By David Gambrill | November 18, 2022 | Last updated on October 30, 2024
3 min read
Cra in driveway covered with snow

If you slip and fall on ice within 10-15 feet of your car, the car did not cause your fall, so that isn’t an ‘auto accident’ under the Statutory Accident Benefits Schedule (SABS), Ontario’s Licence Appeal Tribunal (LAT) ruled last week.

Although this result may seem like a no-brainer to P&C auto insurers, the caselaw surrounding whether something constitutes an auto accident under SABS is tenuous and convoluted. Even in this case, the claimant successfully proved that walking 10-15 away from your car counts as entering your car for the purpose of claiming auto accident benefits.

That said, LAT found her argument failed the legal ‘causation test,’ because the car didn’t cause her fall.

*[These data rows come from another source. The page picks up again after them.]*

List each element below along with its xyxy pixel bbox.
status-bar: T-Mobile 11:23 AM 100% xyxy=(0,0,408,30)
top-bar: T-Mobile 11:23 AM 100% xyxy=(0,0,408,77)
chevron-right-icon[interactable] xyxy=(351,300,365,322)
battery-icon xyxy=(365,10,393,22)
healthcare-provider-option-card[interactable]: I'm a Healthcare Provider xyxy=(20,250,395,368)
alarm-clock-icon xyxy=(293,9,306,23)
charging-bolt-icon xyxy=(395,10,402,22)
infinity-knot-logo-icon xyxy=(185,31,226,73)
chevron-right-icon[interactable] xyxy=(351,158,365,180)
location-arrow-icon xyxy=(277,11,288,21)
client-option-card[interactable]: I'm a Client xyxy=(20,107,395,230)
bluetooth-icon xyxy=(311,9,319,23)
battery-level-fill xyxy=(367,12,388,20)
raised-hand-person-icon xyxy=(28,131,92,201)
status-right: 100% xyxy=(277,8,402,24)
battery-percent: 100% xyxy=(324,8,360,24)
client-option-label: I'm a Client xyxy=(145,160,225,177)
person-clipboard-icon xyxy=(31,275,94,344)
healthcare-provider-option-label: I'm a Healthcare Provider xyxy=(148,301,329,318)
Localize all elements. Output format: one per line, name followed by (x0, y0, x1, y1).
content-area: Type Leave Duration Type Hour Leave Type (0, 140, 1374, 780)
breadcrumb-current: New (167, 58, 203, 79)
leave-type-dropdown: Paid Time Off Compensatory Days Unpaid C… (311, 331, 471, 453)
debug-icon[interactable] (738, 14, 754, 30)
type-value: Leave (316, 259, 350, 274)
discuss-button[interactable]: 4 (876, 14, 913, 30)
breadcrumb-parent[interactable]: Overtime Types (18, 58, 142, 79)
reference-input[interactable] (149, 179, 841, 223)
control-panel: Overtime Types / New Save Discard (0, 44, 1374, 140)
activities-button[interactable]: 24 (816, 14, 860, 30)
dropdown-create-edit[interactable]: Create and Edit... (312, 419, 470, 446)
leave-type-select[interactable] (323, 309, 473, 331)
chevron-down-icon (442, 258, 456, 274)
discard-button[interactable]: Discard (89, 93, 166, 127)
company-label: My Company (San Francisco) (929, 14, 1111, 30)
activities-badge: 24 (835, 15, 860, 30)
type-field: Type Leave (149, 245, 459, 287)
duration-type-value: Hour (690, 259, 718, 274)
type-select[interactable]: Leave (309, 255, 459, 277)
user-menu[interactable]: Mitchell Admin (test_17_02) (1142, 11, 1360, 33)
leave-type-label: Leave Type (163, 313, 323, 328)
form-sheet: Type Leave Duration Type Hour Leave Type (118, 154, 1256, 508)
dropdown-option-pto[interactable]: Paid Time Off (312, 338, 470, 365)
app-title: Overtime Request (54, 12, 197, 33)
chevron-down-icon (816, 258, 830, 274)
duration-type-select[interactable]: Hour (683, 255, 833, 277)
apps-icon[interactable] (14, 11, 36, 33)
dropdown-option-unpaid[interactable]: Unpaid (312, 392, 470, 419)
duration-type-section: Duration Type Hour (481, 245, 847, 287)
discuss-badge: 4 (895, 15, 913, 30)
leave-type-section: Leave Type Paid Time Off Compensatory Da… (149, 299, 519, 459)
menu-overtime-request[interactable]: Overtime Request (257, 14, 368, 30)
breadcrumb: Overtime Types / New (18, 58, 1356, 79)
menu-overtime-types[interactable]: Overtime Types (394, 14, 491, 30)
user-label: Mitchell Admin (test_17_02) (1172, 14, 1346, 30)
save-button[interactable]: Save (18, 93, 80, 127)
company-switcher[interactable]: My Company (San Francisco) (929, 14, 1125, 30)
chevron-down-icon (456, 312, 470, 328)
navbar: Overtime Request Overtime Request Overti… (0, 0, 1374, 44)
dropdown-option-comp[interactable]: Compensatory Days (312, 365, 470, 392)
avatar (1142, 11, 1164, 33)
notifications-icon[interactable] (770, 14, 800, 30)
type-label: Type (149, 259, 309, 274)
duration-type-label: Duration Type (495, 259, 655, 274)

“I find that the [claimant’s] injuries were not a consequence directly caused by the use or operation of the automobile,” Ontario’s LAT member Tavlin Kaur wrote in a decision released last Thursday. “Rather, I find that her injuries were caused by an intervening cause, which is the ice on the ground.

“The ice initiated the slip and fall that led to her injuries, not the use or operation of her automobile. Although the vehicle was physically near the ice, it did not cause the slip and fall.”

In Buckley v. Wawanesa Insurance, Delores Buckley left her home and walked towards her car while holding her car key in her left hand. About 10 to 15 feet from her car, she slipped and fell on ice, fracturing her hip.

Buckley had been on the ground for some time before her neighbour discovered her. Her neighbour helped her get into the car. She then drove to McDonald’s to pick up her husband, who then took her to the hospital.

In perhaps a warning to auto insurers, LAT agreed with Buckley it was enough for her to be walking towards her car, 15-20 feet away, with a key in her hand to show she passed the ‘purposive test’ of auto accidents. In other words, by approaching her vehicle, she was ‘entering the vehicle’ and therefore engaged in the ‘ordinary purpose’ for which an automobile is used.

“I agree with the [insured driver] that the use and operation of the car began as she was in the process of entering her vehicle,” Kaur wrote. “The only purpose of [the driver] walking from her home towards her car was to pick up her husband. She had her key in her left hand. There was a clear intention of entering the vehicle when she slipped and fell on ice. I am not persuaded by [Wawanesa Insurance’s] position that she was simply walking towards the vehicle.”

However, Buckley lost her case because of the three-pronged ‘causation test.’ In other words, LAT found the ordinary use or operation of the car did not actually cause her injury.

Buckley argued that since she fell on the ice and fractured her hip while intending to get in the car — and since she eventually did get into the car to go to McDonald’s, at which point her husband drove her to the hospital — the ‘chain of causation’ (e.g. her operation of the car) remained uninterrupted throughout.

But the LAT adjudicator found otherwise.

“The ice on the ground and the [claimant’s] slip-and-fall constitutes an independent intervening event that broke the chain of events,” Kaur wrote. “It started with her leaving her home and heading towards her vehicle for the purposes of picking up her husband and ended with her slipping and falling.

“The ice and the resulting slip and fall occurred independent of the automobile’s use or operation. The icy conditions in the driveway, and the applicant’s consequent slip and fall caused the applicant’s injuries.”